Books I Read: The Virgin Suicides

My book of the month for October was Jeffrey Eugenides' The Virgin Suicides. I think the reason I chose this book was the perfect storm of things. Last year, I read Middlesex, and literally loved every single page of it. I remember trying to read it in high school, and giving up because it was "too advanced" for me, if you  get my drift. But as a post-grad with both the brain and the balls, I decided to give it another shot, and hot damn do I love Eugenides' writing! His latest book The Marriage Plot has been getting a lot of hype lately, and before I run out to buy my copy, I thought, maybe I should check out The Virgin Suicides first.

First things first, a confession: I saw Sofia Coppola's adaptation years ago, I remember liking it, but not "getting it". I thought it was beautifully filmed, and the the whole thing felt pregnant with poignant imagery and poetry, but I finished the film feeling both empty and expecting more. If this is what Coppola was going for, then kudos. But in response to my curiosity about my feelings toward the film, I decided to try reading the book it was based on.

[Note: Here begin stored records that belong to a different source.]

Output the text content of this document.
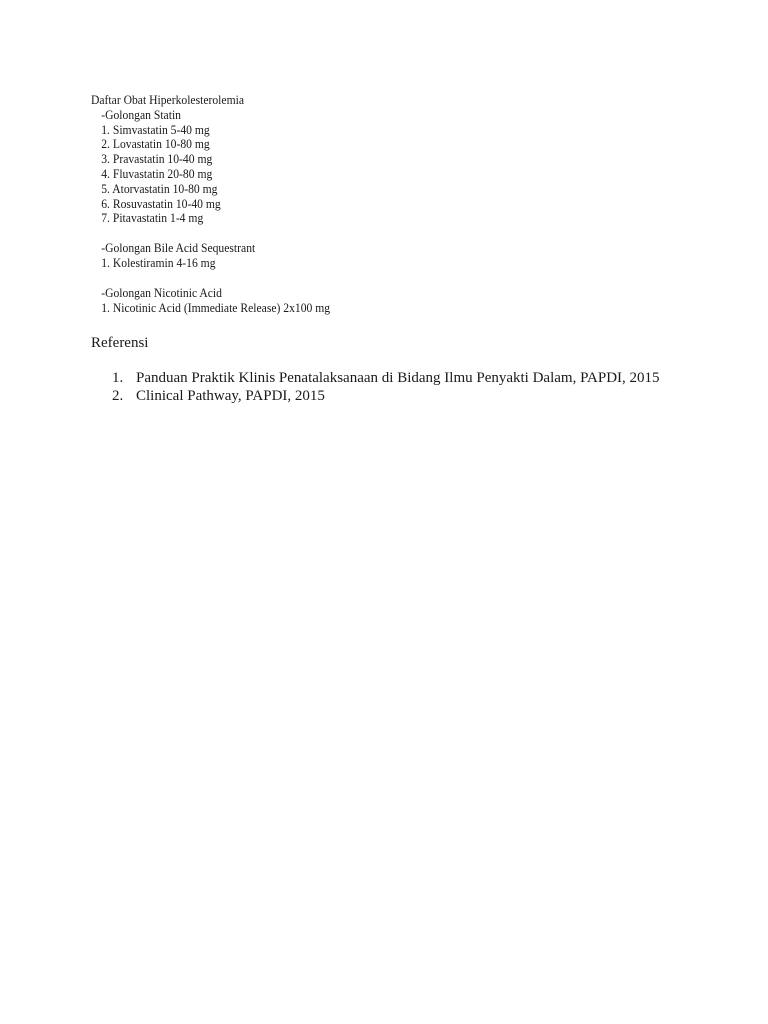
Daftar Obat Hiperkolesterolemia
-Golongan Statin
1. Simvastatin 5-40 mg
2. Lovastatin 10-80 mg
3. Pravastatin 10-40 mg
4. Fluvastatin 20-80 mg
5. Atorvastatin 10-80 mg
6. Rosuvastatin 10-40 mg
7. Pitavastatin 1-4 mg
-Golongan Bile Acid Sequestrant
1. Kolestiramin 4-16 mg
-Golongan Nicotinic Acid
1. Nicotinic Acid (Immediate Release) 2x100 mg
Referensi
1. Panduan Praktik Klinis Penatalaksanaan di Bidang Ilmu Penyakti Dalam, PAPDI, 2015
2. Clinical Pathway, PAPDI, 2015
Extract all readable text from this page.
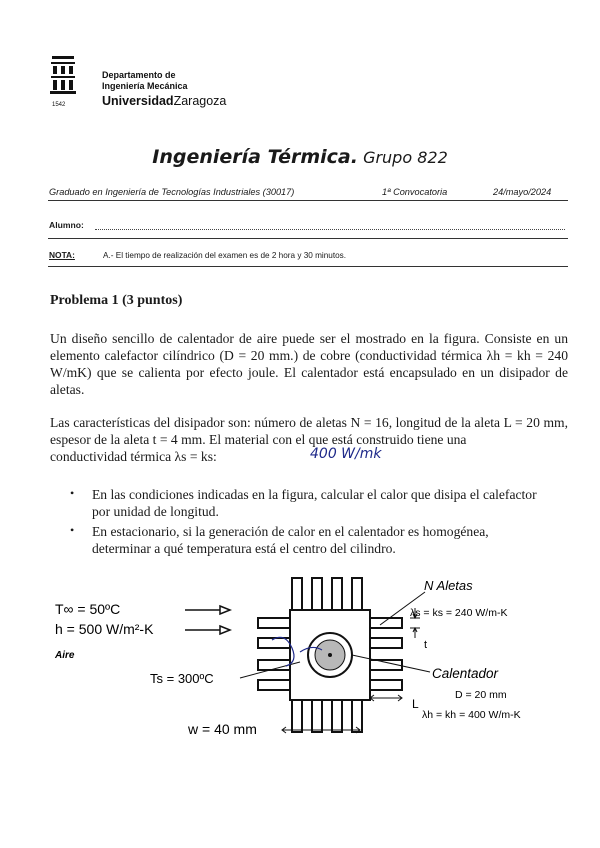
1542
Departamento de
Ingeniería Mecánica
UniversidadZaragoza
Ingeniería Térmica. Grupo 822
Graduado en Ingeniería de Tecnologías Industriales (30017)	1ª Convocatoria	24/mayo/2024
Alumno:
NOTA:	A.- El tiempo de realización del examen es de 2 hora y 30 minutos.
Problema 1 (3 puntos)
Un diseño sencillo de calentador de aire puede ser el mostrado en la figura. Consiste en un elemento calefactor cilíndrico (D = 20 mm.) de cobre (conductividad térmica λh = kh = 240 W/mK) que se calienta por efecto joule. El calentador está encapsulado en un disipador de aletas.
Las características del disipador son: número de aletas N = 16, longitud de la aleta L = 20 mm, espesor de la aleta t = 4 mm. El material con el que está construido tiene una
conductividad térmica λs = ks:	400 W/mk
• En las condiciones indicadas en la figura, calcular el calor que disipa el calefactor por unidad de longitud.
• En estacionario, si la generación de calor en el calentador es homogénea, determinar a qué temperatura está el centro del cilindro.
T∞ = 50ºC
h = 500 W/m²-K
Aire
Ts = 300ºC
N Aletas
λs = ks = 240 W/m-K
t
Calentador
D = 20 mm
L
λh = kh = 400 W/m-K
w = 40 mm
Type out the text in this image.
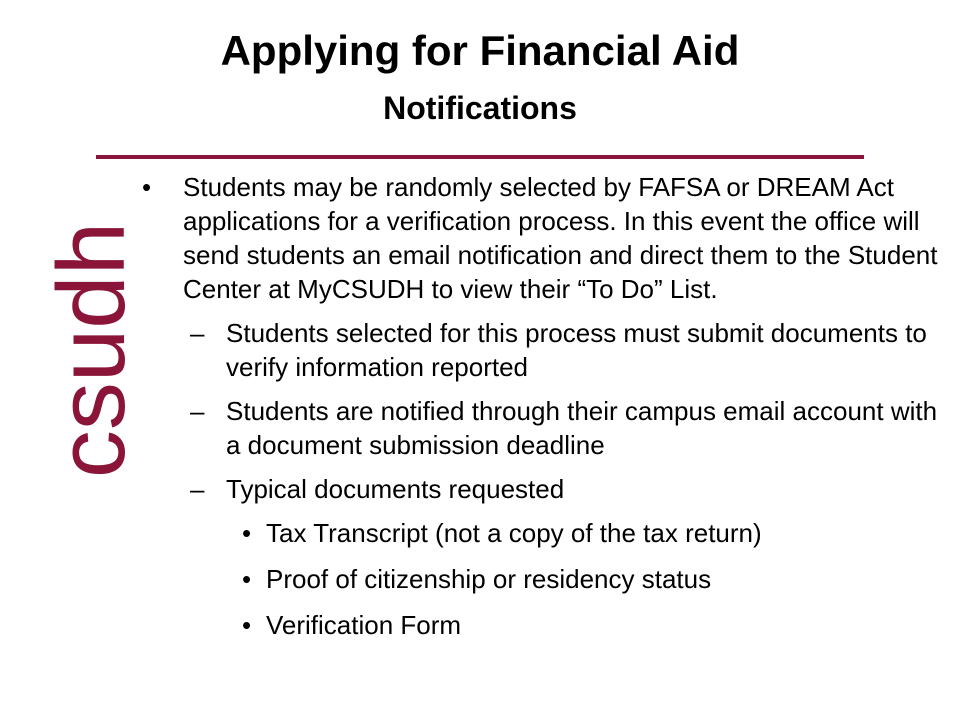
Applying for Financial Aid
Notifications
csudh
• Students may be randomly selected by FAFSA or DREAM Act applications for a verification process. In this event the office will send students an email notification and direct them to the Student Center at MyCSUDH to view their “To Do” List.
– Students selected for this process must submit documents to verify information reported
– Students are notified through their campus email account with a document submission deadline
– Typical documents requested
• Tax Transcript (not a copy of the tax return)
• Proof of citizenship or residency status
• Verification Form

The book read quickly - almost like a diary, which in a way is completely fitting. The story peeks into the intimate interior spaces of the teenage girl, offering up a dissection of an unimaginably private sphere that so few could know or understand. For me, the devil is in the details. Eugenides offers up images and moments that help to create a reality that comes off the page. He tosses the reader an image, like a bra tossed on the floor in Lux's bedroom. Each girl comes off of the page dancing before the reader unique and vibrant, though part of the sister unit. I found myself wanting to underline whole passages of the book, but restrained myself for it belonged to the library.

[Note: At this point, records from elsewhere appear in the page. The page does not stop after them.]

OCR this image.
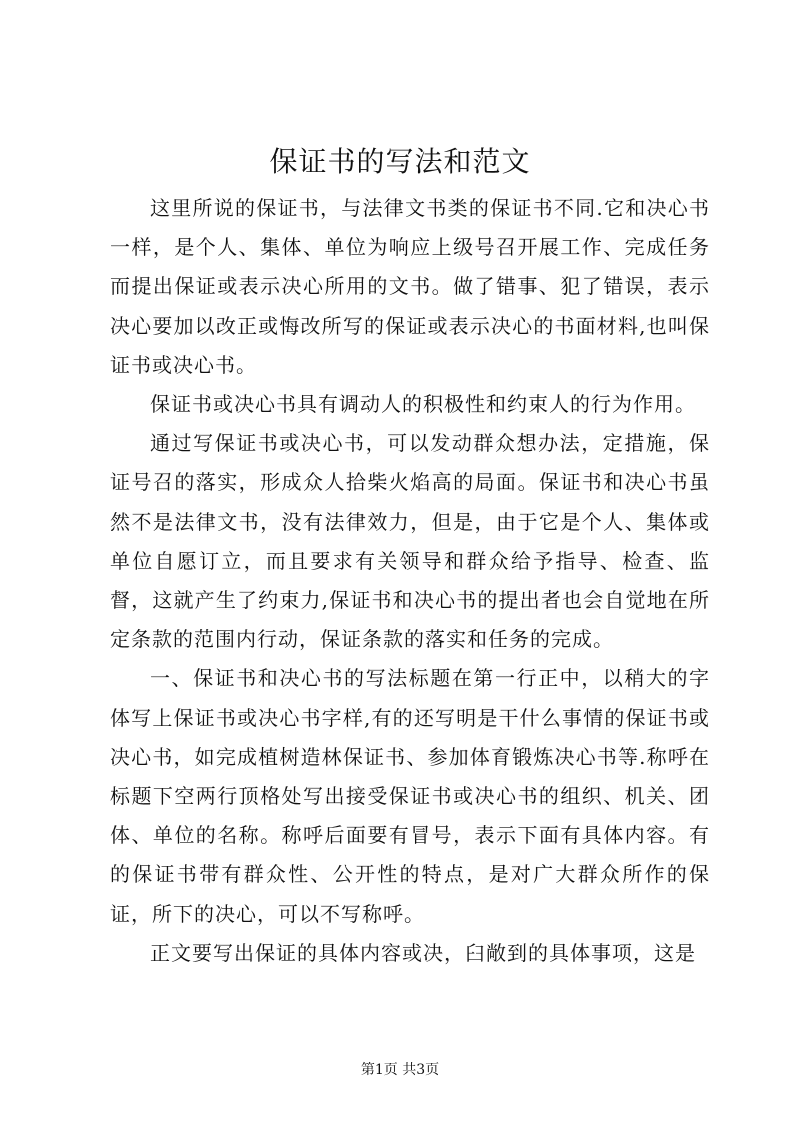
保证书的写法和范文

这里所说的保证书，与法律文书类的保证书不同.它和决心书一样，是个人、集体、单位为响应上级号召开展工作、完成任务而提出保证或表示决心所用的文书。做了错事、犯了错误，表示决心要加以改正或悔改所写的保证或表示决心的书面材料,也叫保证书或决心书。

保证书或决心书具有调动人的积极性和约束人的行为作用。

通过写保证书或决心书，可以发动群众想办法，定措施，保证号召的落实，形成众人拾柴火焰高的局面。保证书和决心书虽然不是法律文书，没有法律效力，但是，由于它是个人、集体或单位自愿订立，而且要求有关领导和群众给予指导、检查、监督，这就产生了约束力,保证书和决心书的提出者也会自觉地在所定条款的范围内行动，保证条款的落实和任务的完成。

一、保证书和决心书的写法标题在第一行正中，以稍大的字体写上保证书或决心书字样,有的还写明是干什么事情的保证书或决心书，如完成植树造林保证书、参加体育锻炼决心书等.称呼在标题下空两行顶格处写出接受保证书或决心书的组织、机关、团体、单位的名称。称呼后面要有冒号，表示下面有具体内容。有的保证书带有群众性、公开性的特点，是对广大群众所作的保证，所下的决心，可以不写称呼。

正文要写出保证的具体内容或决，臼敞到的具体事项，这是

第1页 共3页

While the ending was slightly different from the movie ending, I do think the film adaptation was really spot-on. Whole passages of words beautifully strung together are recited by the voices of the daughters while montages of images from their lives flow together to the sounds of Air. I couldn't help but finish the last pages of the book while listening to the soundtrack letting the music lead me through the time and space of the book.